Benoit PEYRUCQ
O julgamento na França de Joël Le Scouarnec, acusado de estuprar ou agredir sexualmente quase 300 pacientes, apresenta algumas semelhanças com outro processo “fora do comum” que chocou o mundo: o caso dos estupros em série de Gisèle Pelicot.
– 4 meses –
O julgamento contra Le Scouarnec começará em Vannes, oeste da França, em 24 de fevereiro e terminará em junho.
A duração é similar ao processo de Dominique Pelicot e outros 50 acusados por violentar Gisèle Pelicot, que ocorreu de 2 de setembro a 20 de dezembro de 2024. A justiça considerou ambos “fora do comum”.
– Submissão química –
Nos dois casos, a questão da submissão química e das agressões quando a vítima ou as vítimas estavam “inconscientes” estará no centro das discussões.
No caso de Joël Le Scouarnec, “trata-se de um homem que é um pervertido e um cirurgião pediátrico”, por isso as vítimas estavam “sedadas pela anestesia”, afirma Cécile de Oliveira, advogada das vítimas.

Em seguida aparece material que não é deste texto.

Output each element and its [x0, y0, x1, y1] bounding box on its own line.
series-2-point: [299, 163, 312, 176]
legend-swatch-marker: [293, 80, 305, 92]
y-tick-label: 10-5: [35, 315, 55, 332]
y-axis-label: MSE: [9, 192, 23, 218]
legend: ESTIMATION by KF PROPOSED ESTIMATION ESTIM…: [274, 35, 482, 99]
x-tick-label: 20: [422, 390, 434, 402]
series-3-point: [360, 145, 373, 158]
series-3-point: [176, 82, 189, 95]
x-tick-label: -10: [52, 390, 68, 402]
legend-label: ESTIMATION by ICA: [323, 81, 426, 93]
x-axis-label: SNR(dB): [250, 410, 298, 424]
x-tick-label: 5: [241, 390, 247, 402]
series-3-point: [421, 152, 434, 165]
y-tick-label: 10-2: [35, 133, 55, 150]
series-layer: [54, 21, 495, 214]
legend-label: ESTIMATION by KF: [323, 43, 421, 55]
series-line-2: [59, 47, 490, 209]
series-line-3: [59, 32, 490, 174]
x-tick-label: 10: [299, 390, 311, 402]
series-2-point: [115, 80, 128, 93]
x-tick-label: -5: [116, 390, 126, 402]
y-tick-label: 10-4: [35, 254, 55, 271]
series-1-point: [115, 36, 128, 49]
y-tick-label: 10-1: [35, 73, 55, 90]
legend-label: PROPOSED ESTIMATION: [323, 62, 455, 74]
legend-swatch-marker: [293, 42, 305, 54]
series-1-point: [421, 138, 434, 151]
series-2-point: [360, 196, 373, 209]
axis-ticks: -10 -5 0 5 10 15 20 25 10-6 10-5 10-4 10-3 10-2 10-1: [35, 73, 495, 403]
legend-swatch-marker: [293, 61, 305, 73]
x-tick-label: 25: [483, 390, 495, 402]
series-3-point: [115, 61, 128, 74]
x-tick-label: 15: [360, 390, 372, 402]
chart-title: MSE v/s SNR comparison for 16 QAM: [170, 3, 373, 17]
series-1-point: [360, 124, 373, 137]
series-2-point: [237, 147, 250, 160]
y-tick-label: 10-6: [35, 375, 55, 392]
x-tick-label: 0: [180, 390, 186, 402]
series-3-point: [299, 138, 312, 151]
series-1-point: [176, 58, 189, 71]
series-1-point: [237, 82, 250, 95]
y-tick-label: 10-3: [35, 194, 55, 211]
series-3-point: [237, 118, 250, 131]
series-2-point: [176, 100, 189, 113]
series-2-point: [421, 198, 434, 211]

“Se compararmos os casos, evidentemente o que têm em comum é a ausência de consentimento provocada pela sedação total das vítimas”, explica a advogada.
– Casos “únicos” –
Segundo Francesca Satta, outra advogadas das vítimas do cirurgião, os casos são “totalmente únicos”.
“De um lado, temos uma pessoa adulta que foi drogada (…) por seu marido. D outro, estamos em um ambiente hospitalar, com crianças que sofreram abusos quando acordaram ou depois”, acrescenta.
– Vídeos e cadernos –
Outro ponto em comum é que os principais acusados deixaram rastros dos crimes: Pelicot registrou em vídeo as agressões, enquanto Le Scouarnec as anotou em cadernos, evidências cruciais das investigações.

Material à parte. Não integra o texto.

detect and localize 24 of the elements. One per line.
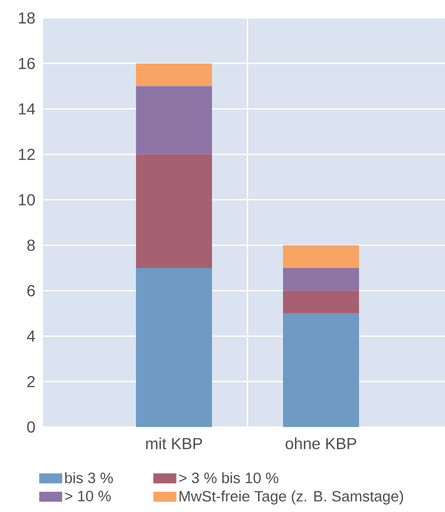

No caso do cirurgião, “temos textos que são obra do acusado. A partir deste ponto de vista, pode haver algumas semelhanças, embora continuem sendo casos diferentes”, aponta Thibaut Kurzawa, um dos advogados de defesa.
– Cobertura da imprensa –
Com 264 jornalistas credenciados, de 62 meios de comunicação, e quase 300 vítimas, o novo julgamento deve receber uma cobertura da imprensa semelhante ao do caso de Gisèle Pelicot, que virou um ícone feminista mundial.
“Acredito que terá uma repercussão ainda maior, porque Le Scouarnec é o primeiro pedófilo internacional que provocou tantas vítimas”, segundo Francesca Satta.
Rodolphe Costantino, advogado da associação de proteção da infância ‘Enfance et Partage’, tem a impressão, no entanto, “de que não será um tsunami mediático”.
– Proporção “inversa” –
No caso Pelicot, “a atenção se concentrou na vítima, que além disso estava sozinha. Neste caso, a atenção pode ser concentrada no autor dos crimes se realmente provocar interesse, mas não tenho certeza”, explica Costantino.
Cécile de Oliveira resume a principal diferença entre os casos: no processo de Pelicot “há uma só vítima e quase 50 acusados. Aqui, a proporção é inversa: apenas um acusado e 300 vítimas”.